The Wittering Walk – a walk of three halves and the final surprise

Part 1: Wittering Words and Pictures

Part 2: Into the depths

And this, in case you have lost count, is part 3.

My last report ended, you will recall, at a gate which revealed signs of the tributes left by a long forgotten civilisation that wish to be remembered – although why they wanted to be remembered I now have forgotten.

So undiminished and unperturbed we walked on, happily discussing this and that as we progressed, in the way that contented walkers are prone to do now that it has stopped raining.

And then very much to my surprise, we began to see signs of civilisation, to wit houses and indeed what appeared to be the tower of a village church.

Of course, I always had faith in our leader to get us back to the cars but other less-believing souls were much relieved to see this sudden development.

The only question was “what village?” Although I did feel discussions along the lines of “what country?” were pushing it a bit.

But these pictures do seriously show the incredible range of sights we can see on one 4.5-mile walk – from the rough tracks of parts 1 and 2 to this elegantly manicured lawn with large ornaments which could be giant birds but which might not – one can’t quite tell from this distance.

Thus firmly reassured we moved forward gazing at the manicured lawn and well-pruned trees (if pruned is the right word; I’m not a gardener so I could be wrong.

And again I would refer you if I might back to earlier chapters of this detailed review, to see just how different the terrain was earlier, with us marching knee-deep in mud and whatnot, unaware of all the glory that was to come later.

For those such as I who had not the slightest idea where we might be or how many hundred miles we had walked from the vehicles, there was a sign telling if not where my car was, where it was that we were now, as it were.

For lo!  It was an estate.  Not a garden as the likes of you or I might have, but a veritable estate.   With walls!  (You can always tell the posh gardens ‘cos they have walls.

Thus as befits such an environment, the walking was now on a proper road upon which upmarket delivery lorries could indeed deliver, and more importantly upon which we could spread out, talking, looking, nodding agreeably and (in my case) taking pictures before scampering hither and yon to make sure I hadn’t missed any of the good bits.

But I fear I did miss one or two which is why you will find some of the pictures are of the group from the rear, and some are of the group from the front.  It is what we photographers find comes as a result of “scampering” and which you will have seen if you haven’t skipped a bit to get to the end.

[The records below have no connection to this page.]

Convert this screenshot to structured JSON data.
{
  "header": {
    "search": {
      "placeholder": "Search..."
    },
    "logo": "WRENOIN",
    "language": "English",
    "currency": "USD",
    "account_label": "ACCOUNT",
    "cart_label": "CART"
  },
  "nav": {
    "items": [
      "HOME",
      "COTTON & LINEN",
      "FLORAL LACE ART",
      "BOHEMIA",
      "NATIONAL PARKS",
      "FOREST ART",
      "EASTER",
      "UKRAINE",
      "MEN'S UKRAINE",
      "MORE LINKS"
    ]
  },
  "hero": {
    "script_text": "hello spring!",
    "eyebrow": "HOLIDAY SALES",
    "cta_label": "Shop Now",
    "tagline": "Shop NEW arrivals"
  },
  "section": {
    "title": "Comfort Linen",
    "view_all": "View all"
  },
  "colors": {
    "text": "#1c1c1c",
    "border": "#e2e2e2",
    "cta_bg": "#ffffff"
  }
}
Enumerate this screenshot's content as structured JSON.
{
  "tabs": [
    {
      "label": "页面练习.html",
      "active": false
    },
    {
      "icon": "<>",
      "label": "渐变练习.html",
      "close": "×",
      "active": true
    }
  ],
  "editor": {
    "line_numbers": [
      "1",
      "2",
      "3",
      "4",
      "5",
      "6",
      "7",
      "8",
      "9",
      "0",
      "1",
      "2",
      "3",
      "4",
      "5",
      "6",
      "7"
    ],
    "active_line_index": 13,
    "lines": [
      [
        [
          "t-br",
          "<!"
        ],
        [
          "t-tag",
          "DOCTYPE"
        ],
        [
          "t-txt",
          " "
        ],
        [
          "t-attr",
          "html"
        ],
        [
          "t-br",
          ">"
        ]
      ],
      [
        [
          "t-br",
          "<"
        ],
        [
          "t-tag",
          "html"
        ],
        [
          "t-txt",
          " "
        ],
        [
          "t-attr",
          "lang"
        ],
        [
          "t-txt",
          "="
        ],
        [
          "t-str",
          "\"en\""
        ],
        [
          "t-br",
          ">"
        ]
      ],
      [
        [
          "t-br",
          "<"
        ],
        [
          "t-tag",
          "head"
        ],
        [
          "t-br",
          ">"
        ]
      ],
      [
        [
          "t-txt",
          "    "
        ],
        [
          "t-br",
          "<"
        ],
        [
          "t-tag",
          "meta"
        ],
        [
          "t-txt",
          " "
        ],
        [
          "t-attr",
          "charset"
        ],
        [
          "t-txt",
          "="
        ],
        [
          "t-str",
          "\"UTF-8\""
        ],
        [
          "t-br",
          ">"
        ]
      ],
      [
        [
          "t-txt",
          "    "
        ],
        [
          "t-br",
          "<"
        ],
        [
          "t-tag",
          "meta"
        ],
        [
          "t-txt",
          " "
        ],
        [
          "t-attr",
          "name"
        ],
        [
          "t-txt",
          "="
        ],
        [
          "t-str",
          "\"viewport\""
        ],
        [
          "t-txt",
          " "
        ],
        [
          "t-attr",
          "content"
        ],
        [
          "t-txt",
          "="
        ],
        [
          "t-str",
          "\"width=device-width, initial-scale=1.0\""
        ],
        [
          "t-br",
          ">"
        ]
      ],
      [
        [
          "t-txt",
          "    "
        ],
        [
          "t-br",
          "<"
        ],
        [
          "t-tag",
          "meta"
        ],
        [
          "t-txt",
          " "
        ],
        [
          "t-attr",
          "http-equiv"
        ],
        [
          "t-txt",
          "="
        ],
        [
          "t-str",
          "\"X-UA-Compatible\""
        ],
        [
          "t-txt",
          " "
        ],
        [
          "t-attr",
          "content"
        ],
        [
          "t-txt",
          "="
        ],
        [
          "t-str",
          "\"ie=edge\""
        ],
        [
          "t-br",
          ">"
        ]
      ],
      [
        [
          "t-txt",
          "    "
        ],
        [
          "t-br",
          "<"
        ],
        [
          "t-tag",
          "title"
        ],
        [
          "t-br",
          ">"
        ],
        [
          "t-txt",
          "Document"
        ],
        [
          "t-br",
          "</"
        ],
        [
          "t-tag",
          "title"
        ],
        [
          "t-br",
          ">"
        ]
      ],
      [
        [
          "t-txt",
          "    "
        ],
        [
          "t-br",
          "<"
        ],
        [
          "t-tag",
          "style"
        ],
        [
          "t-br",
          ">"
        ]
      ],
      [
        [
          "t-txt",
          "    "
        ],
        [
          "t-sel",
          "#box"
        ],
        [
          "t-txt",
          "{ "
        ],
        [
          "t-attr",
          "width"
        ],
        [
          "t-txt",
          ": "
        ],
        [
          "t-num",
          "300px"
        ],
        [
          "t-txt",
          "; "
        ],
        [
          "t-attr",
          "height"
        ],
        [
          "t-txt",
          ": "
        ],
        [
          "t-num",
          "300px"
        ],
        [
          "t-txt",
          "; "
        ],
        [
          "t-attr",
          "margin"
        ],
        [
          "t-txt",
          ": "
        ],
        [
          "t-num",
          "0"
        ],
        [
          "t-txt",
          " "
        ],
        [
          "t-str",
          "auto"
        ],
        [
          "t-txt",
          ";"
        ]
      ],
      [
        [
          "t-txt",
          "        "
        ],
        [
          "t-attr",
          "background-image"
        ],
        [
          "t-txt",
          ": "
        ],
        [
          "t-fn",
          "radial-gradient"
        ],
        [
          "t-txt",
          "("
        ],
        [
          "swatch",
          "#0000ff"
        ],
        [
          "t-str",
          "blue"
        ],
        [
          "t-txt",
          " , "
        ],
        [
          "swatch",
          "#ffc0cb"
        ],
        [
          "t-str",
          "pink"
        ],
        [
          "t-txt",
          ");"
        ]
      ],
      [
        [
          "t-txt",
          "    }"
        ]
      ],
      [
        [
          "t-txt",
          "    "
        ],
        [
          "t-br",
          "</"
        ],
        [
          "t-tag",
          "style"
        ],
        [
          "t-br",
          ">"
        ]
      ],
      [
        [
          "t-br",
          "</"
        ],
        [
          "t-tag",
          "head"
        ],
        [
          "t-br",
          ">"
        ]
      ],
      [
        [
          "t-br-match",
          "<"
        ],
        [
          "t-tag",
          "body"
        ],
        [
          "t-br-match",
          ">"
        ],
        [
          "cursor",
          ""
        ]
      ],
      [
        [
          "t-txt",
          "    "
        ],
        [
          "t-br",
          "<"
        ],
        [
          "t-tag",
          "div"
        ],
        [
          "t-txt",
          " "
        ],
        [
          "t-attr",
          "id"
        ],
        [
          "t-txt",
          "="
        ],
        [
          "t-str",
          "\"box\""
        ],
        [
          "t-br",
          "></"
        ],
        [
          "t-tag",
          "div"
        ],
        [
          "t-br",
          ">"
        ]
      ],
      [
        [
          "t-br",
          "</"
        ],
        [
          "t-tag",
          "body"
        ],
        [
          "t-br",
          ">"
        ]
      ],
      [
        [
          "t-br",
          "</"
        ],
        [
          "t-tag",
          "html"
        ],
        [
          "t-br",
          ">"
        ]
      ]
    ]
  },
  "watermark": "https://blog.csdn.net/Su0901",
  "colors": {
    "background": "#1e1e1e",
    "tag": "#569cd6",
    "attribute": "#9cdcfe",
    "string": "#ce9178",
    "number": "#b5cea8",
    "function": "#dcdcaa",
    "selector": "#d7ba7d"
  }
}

So, as you will have observed, even with some copious noting of all that was to be seen along the way nothing, but nothing, could have prepared any of this for this incredibly unbelievable signpost.

It is primarily a sign pointing to Polaris, which of course you will know is not a Cambridgeshire village at all, but in co,mmon parlance, “The Pole Star” named because of its fame for holding a nearly still position in the sky over England, while the other stars moves around it.

But that is not because Henry VIII so ordered it so he could find his way back to the Palace after a heavy night with the milkmaid, but in fact because it’s located very close to the north celestial pole, around which the northern sky appears to turn although it doesn’t actually.

From here it was but a hop and a skip before we were indeed back where we started and anyone who suggested otherwise was thus once more proven utterly wrong.

We were back where our cars were park, and the local developers had not moved in and pulled down the ancient church for some more housing.

Better still, the cars were exactly where we had left them.

Sadly there was no public house immediately available, although I may have missed it, oer perhaps everyone else scarpered off and didn’t tell me, so I proceeded back to my vehicular transport and drove forth (occasionally using 5th as well).

But there was still one final unexpected sight to be seen: a house flying the union flag.

Now I know that some people will like to tell you that this is a union jack, but I must disabuse you on this specific point, because it is only a union jack when it is flown on a vessel.

Sadly the official royal.uk website doesn’t quite get this right and I have written to his august Majesty to put him right on this fact, but as yet no reply.

And that was it.  A really superb walk, and I do hope my pictures and notes of what we saw, have helped you recapture, at least for a few moments, what it was like.  If I have got anything wrong, well, let me tell you, this writing malarky ain’t as easy as it looks!